Another common oversight involves the selection of options from the dropdown menus. Users must select only one option for both the OPWDD User ID Status and Application Access Request. Choosing multiple options or failing to make a selection can lead to confusion and ultimately result in the form being rejected. It is crucial to carefully review these selections to ensure they align with the user's current status and needs.
Finally, individuals often neglect the signature and printed name requirements in Section 4. The form mandates that an Executive Director or authorized designee must sign, print their name, and date the form.
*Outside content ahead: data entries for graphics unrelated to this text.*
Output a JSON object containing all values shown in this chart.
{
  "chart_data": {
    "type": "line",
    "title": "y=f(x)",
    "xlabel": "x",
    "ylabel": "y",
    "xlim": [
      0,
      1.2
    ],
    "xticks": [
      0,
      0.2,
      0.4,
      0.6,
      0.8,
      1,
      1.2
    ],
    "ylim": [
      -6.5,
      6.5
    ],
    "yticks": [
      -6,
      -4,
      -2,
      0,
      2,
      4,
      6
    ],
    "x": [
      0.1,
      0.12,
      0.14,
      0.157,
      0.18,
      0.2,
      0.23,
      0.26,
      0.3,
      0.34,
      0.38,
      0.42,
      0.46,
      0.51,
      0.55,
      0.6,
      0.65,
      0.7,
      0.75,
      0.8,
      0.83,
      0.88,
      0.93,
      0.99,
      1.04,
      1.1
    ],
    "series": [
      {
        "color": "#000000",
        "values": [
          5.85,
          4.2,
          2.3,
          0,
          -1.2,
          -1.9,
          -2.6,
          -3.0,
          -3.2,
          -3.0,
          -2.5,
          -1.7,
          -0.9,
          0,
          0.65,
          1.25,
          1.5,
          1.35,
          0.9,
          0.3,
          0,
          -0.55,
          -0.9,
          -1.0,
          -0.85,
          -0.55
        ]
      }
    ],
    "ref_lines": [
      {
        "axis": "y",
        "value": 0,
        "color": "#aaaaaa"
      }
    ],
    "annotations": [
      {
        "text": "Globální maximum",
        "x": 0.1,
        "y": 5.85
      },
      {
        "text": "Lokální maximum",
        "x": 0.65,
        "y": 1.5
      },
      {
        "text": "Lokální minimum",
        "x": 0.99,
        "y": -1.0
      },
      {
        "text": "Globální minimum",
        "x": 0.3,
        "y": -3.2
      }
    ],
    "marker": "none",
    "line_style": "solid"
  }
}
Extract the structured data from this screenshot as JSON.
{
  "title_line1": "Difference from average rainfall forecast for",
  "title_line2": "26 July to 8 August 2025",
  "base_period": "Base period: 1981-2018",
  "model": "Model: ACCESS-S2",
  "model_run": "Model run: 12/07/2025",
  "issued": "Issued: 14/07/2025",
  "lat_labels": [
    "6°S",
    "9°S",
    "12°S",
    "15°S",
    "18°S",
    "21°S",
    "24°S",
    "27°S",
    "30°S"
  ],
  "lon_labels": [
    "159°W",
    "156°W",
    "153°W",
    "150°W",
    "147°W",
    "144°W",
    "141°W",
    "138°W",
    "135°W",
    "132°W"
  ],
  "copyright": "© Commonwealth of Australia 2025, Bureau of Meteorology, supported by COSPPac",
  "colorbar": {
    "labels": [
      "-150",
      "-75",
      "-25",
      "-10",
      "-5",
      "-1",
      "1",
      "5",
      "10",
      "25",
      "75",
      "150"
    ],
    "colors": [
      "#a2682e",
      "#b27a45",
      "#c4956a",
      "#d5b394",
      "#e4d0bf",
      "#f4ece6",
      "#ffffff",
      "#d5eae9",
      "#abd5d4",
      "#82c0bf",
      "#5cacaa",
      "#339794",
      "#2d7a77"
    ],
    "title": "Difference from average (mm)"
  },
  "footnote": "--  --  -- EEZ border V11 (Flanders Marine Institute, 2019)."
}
Omitting any of these components will render the submission invalid. Therefore, it is essential to double-check that all signatures are complete and correctly formatted before submitting the form.
The IMS-01 form is a critical document used by individuals seeking access to the OPWDD systems. However, there are several other forms and documents that often accompany this request, each serving a specific purpose in the process. Understanding these documents can facilitate a smoother experience when navigating the requirements of the OPWDD. Below is a list of commonly used forms that may be relevant.
By familiarizing oneself with these forms, users can ensure that they are prepared to meet the requirements associated with accessing OPWDD systems. Each document plays a vital role in maintaining the integrity and security of user information and organizational processes.
When filling out the IMS-01 form, adhering to specific guidelines can ensure a smooth process. Below is a list of important do's and don'ts.
Here are five common misconceptions about the Ims 01 form, along with explanations to clarify each point:
This is not true. The Ims 01 form explicitly states that users must type all information. Handwriting can lead to rejection of the form.
In most cases, the Executive Director or an authorized designee must sign the form for it to be valid. Without this signature, the request may not be processed.
This is incorrect. All boxes must be filled out, even if that means entering an “X” to indicate the absence of a middle name. Leaving boxes blank can result in rejection.
This is a misunderstanding. Staff members who have not officially started working at the agency should not request access to the OPWDD systems.
This is misleading. The form includes a statement that users have no legitimate expectation of privacy while using OPWDD systems. Authorized personnel can monitor activities without prior notice.
When filling out and using the IMS-01 form, there are several important points to keep in mind:
Following these guidelines will help ensure a smooth process when using the IMS-01 form. Pay attention to details, and you'll be on the right track.